Now, exactly a week after he had pinned her between his body and a door, Jordan was on his way to her house. She had thirty minutes at best.

She would meet him at the front door so he wouldn’t have to come in, and it’d be quick.

Rushing to her bedroom, she changed from the faded blue sweatpants and stained Tweetie pullover to a pair of jeans and a T-shirt. She brushed her hair with her fingers and was just about to apply some concealer to the circles under her eyes when the doorbell rang. Sonofabitch. How was he here so fast? She hadn’t had a chance to clear the mess from the living room, at least the part of it that could be seen from the front door. And she looked horrible.

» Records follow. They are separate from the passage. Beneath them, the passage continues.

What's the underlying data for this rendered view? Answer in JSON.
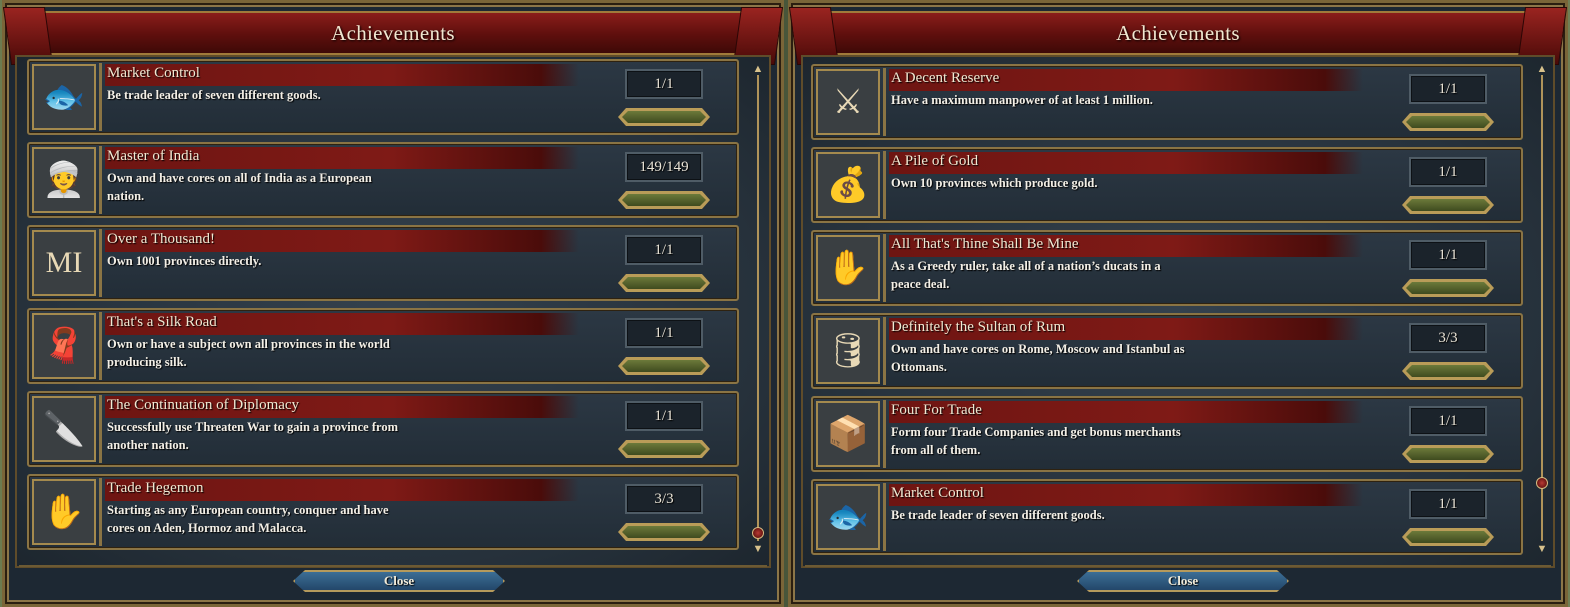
{
  "left_panel": {
    "title": "Achievements",
    "close_label": "Close",
    "items": [
      {
        "name": "Market Control",
        "desc": "Be trade leader of seven different goods.",
        "count": "1/1",
        "progress": 1.0,
        "icon": "fish-trade-icon",
        "glyph": "🐟"
      },
      {
        "name": "Master of India",
        "desc": "Own and have cores on all of India as a European nation.",
        "count": "149/149",
        "progress": 1.0,
        "icon": "turban-icon",
        "glyph": "👳"
      },
      {
        "name": "Over a Thousand!",
        "desc": "Own 1001 provinces directly.",
        "count": "1/1",
        "progress": 1.0,
        "icon": "roman-numeral-mi-icon",
        "glyph": "MI"
      },
      {
        "name": "That's a Silk Road",
        "desc": "Own or have a subject own all provinces in the world producing silk.",
        "count": "1/1",
        "progress": 1.0,
        "icon": "silk-roll-icon",
        "glyph": "🧣"
      },
      {
        "name": "The Continuation of Diplomacy",
        "desc": "Successfully use Threaten War to gain a province from another nation.",
        "count": "1/1",
        "progress": 1.0,
        "icon": "knife-hand-icon",
        "glyph": "🔪"
      },
      {
        "name": "Trade Hegemon",
        "desc": "Starting as any European country, conquer and have cores on Aden, Hormoz and Malacca.",
        "count": "3/3",
        "progress": 1.0,
        "icon": "hand-crate-icon",
        "glyph": "✋"
      }
    ]
  },
  "right_panel": {
    "title": "Achievements",
    "close_label": "Close",
    "items": [
      {
        "name": "A Decent Reserve",
        "desc": "Have a maximum manpower of at least 1 million.",
        "count": "1/1",
        "progress": 1.0,
        "icon": "soldiers-icon",
        "glyph": "⚔"
      },
      {
        "name": "A Pile of Gold",
        "desc": "Own 10 provinces which produce gold.",
        "count": "1/1",
        "progress": 1.0,
        "icon": "gold-pile-icon",
        "glyph": "💰"
      },
      {
        "name": "All That's Thine Shall Be Mine",
        "desc": "As a Greedy ruler, take all of a nation’s ducats in a peace deal.",
        "count": "1/1",
        "progress": 1.0,
        "icon": "greedy-hand-icon",
        "glyph": "✋"
      },
      {
        "name": "Definitely the Sultan of Rum",
        "desc": "Own and have cores on Rome, Moscow and Istanbul as Ottomans.",
        "count": "3/3",
        "progress": 1.0,
        "icon": "barrel-icon",
        "glyph": "🛢"
      },
      {
        "name": "Four For Trade",
        "desc": "Form four Trade Companies and get bonus merchants from all of them.",
        "count": "1/1",
        "progress": 1.0,
        "icon": "trade-crate-shield-icon",
        "glyph": "📦"
      },
      {
        "name": "Market Control",
        "desc": "Be trade leader of seven different goods.",
        "count": "1/1",
        "progress": 1.0,
        "icon": "fish-trade-icon",
        "glyph": "🐟"
      }
    ]
  },
  "colors": {
    "panel_bg": "#1d2833",
    "title_red": "#7f1a16",
    "gold_border": "#8a7444",
    "progress_green": "#5a6a2e",
    "close_blue": "#2f5a80"
  }
}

“I’ll get it,” she called loudly. But, while rushing barefoot from her bedroom to the living room, she heard a deep, bass voice, somewhat raspy, over Naomi’s squeaky one.

She halted mid-jog upon reaching the entryway. Sending a smile in the general direction of the tall form at the doorway without looking directly at him, she addressed the four-foot munchkin first. “Naomi, what did we say about opening the front door? How did you even manage the key?”

“It was easy-peasy,” Naomi said triumphantly.

“We’ll talk about this later.”

Feeling his gaze on her, Hope shifted hers to finally look at him. Jesus Christ. From the height of his six-plus-feet, Jordan was smiling at her, light brown eyes, dimples, and all.

“Hi.” She plastered a smile on.

“Hi,” he echoed, locking his eyes on hers.

She was about to open her mouth to say that she would get him the key when a tiny voice next to her said, “Don’t stand outside; you’ll catch a cold.”

“Thank you,” he stressed with a chuckle, his attention back on Naomi.

The house looked about as messy as she did, Hope thought when Jordan strutted his well-built frame into her living room. She noticed his gaze swooping it all in—the hill of unfolded laundry on the couch, Hannah’s sneakers thrown near the coffee table, Naomi’s Barbies and LOL Surprise dolls scattered all over and around it, Hannah’s homework and her students’ exams waiting to be graded spread on the dining room table. At least the walls had been recently painted and the accent ocean-blue one Roni claimed was out of fashion looked great with the white curtains that let the sun in, warming the space up though exposing its state.

“I’ll go get you the key,” she finally said.